Le corps contient l’histoire individuelle, familiale, voire collective; il s’en imprègne avant même la naissance. Lorsque l’enfant, dans sa toute petite enfance, souffre, vit des situations de stress corporel très fortes et répétitives, lorsqu’il est négligé, délaissé, maltraité, abandonné ou au contraire, envahi, surprotégé, cela impacte son rapport au savoir et aux autres. à travers leur corps-mémoriel, ces enfants exposent à l’école des souffrances qu’ils ne peuvent exprimer autrement.
Avec les nouvelles technologies, dont la présence est croissante, le rapport au corps des enfants ne cesse d’évoluer. Ils jouent en réseau, interagissent dans un métaverse. Certains enfants sont envahis par ces jeux et peu disponibles ensuite pour les apprentissages. Quels peuvent être les impacts de l’utilisation de ces outils sur leur rapport au corps ? A la lumière de ces différentes problématiques, quelle place pour le corps à l’école ? Et au cours de l’aide rééducative-relationnelle ? Comment prendre en compte le corps de l’enfant ? Par quels détours mettant en jeu son corps et le jeu symbolique l’enfant peut-il se poser comme sujet créateur, redonner du sens à la communication et parvenir à être élève en classe ? Comment l’aider à se réinvestir dans une dynamique d’apprentissage, à prendre place dans la communauté des apprenants, à prendre corps dans l’apprendre à l’école ?

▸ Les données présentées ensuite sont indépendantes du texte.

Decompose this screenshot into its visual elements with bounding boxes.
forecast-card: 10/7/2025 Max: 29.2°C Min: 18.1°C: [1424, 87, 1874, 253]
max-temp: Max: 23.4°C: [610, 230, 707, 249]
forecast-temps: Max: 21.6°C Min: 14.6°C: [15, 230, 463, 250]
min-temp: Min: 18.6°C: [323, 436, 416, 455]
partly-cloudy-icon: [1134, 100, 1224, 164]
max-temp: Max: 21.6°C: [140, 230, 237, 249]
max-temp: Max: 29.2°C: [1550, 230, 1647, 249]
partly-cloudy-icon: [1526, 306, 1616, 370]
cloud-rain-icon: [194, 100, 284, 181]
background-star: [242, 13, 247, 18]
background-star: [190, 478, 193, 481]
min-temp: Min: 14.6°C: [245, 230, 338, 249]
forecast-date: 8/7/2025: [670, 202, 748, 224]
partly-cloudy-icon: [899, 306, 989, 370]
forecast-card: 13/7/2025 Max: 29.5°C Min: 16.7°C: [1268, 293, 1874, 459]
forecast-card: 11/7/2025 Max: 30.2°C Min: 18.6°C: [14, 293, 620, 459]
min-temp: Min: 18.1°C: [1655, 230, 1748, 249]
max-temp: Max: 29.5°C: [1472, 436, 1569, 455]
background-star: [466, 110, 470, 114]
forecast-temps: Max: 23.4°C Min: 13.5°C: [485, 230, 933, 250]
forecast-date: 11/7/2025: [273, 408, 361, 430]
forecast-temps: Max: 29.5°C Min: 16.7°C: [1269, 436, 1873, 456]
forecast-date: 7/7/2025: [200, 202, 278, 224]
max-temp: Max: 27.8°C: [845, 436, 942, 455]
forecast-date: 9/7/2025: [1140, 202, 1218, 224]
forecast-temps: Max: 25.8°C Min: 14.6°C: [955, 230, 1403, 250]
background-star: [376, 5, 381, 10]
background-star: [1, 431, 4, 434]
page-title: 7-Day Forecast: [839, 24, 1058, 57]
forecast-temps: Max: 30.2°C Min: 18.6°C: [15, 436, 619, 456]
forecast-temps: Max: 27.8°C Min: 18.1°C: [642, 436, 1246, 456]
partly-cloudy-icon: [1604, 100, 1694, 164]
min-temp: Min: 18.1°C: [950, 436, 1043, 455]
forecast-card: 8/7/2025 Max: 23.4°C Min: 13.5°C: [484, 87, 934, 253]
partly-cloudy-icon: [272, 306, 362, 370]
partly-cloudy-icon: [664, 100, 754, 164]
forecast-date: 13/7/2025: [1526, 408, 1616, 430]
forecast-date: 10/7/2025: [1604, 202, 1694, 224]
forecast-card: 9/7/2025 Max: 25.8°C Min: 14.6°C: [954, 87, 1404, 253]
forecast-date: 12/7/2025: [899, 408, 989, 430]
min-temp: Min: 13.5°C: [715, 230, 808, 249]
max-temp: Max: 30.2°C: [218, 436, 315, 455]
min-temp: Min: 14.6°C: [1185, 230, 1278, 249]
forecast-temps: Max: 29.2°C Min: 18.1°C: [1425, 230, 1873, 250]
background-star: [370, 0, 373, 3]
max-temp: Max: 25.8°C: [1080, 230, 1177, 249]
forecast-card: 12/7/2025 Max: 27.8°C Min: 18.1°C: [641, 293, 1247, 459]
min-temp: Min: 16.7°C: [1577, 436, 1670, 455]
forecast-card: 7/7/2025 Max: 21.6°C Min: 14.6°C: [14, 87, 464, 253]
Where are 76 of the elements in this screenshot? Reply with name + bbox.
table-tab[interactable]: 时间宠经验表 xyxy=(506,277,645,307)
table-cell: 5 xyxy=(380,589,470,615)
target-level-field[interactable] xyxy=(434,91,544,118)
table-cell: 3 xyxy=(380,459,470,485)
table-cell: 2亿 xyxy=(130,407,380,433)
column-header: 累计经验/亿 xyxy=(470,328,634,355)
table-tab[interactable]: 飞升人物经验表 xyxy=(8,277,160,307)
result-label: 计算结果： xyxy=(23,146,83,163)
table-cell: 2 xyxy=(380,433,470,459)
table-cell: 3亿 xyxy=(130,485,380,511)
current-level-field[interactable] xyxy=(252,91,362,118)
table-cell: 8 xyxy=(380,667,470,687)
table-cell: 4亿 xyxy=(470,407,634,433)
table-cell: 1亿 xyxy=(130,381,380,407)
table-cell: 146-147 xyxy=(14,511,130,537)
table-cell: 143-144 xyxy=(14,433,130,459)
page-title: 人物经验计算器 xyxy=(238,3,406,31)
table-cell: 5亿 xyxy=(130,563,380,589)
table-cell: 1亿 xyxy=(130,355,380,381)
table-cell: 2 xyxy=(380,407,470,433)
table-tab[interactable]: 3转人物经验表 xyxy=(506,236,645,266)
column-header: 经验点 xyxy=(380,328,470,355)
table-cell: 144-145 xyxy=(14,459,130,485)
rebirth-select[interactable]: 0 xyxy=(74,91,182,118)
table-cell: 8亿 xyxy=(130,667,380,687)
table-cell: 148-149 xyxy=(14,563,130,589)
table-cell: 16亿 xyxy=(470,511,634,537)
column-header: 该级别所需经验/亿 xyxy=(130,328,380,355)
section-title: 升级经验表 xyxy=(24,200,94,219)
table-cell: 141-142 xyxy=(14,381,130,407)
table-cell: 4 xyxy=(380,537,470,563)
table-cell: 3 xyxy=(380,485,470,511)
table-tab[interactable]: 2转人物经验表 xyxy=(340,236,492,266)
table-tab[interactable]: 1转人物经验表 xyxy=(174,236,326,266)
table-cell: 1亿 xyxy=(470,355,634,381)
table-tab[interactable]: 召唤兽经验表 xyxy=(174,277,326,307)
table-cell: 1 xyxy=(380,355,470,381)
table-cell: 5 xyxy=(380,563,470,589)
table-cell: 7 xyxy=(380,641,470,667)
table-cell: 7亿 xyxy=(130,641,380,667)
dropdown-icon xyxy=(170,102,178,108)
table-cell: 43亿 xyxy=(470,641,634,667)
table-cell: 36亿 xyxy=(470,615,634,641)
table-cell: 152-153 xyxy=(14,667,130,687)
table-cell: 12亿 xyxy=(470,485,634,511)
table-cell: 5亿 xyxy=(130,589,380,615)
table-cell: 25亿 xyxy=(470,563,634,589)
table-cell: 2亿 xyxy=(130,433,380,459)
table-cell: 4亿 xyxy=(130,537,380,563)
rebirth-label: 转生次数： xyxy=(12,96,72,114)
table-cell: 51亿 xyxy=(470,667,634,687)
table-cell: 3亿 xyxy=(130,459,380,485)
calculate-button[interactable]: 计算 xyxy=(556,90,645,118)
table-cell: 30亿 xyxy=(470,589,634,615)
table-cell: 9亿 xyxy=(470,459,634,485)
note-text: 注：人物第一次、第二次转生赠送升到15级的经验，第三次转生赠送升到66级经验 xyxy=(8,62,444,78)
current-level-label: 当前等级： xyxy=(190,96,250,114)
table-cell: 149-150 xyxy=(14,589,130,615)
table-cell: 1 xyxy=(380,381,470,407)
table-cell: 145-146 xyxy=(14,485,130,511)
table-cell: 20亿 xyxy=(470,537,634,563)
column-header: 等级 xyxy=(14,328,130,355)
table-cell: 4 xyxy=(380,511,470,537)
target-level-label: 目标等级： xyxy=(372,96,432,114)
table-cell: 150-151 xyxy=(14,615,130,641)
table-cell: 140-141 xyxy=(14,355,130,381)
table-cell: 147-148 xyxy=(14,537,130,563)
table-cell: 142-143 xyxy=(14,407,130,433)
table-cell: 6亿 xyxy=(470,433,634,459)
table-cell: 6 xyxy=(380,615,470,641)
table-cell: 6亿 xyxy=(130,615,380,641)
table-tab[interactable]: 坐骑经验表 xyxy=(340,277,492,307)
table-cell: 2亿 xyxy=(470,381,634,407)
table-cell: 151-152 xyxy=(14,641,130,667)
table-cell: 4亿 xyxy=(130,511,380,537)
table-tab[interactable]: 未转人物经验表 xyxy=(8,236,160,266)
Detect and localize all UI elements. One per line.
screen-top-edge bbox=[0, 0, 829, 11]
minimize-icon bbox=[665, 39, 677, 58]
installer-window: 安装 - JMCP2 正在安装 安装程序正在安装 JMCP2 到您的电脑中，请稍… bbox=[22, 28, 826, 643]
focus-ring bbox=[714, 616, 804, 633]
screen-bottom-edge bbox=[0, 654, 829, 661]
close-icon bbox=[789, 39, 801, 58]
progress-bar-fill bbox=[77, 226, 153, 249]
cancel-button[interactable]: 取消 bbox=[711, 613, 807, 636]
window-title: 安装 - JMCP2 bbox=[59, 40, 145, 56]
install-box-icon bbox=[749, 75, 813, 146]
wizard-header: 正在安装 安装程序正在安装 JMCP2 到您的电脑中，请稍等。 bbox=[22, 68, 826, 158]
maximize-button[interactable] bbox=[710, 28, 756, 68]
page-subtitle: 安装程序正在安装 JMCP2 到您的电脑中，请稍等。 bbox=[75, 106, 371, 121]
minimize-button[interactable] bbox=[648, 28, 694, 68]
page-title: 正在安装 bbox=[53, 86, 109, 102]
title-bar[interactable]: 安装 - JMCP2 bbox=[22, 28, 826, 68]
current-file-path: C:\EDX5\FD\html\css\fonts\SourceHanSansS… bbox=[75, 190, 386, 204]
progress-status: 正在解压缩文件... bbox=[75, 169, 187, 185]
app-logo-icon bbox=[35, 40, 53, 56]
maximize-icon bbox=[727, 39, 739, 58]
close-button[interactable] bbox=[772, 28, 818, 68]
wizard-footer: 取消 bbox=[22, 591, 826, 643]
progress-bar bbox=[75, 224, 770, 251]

Pour ouvrir le champ des réflexions et tenter de répondre à toutes ces questions, les « Pétillantes et Pétillants », organisatrices et organisateurs du Congrès ont invité à Gaillac des conférenciers de différents horizons : psychologie, psychothérapie, psychomotricité, psycho-anthropologie, psychopathologie, sciences de l’éducation.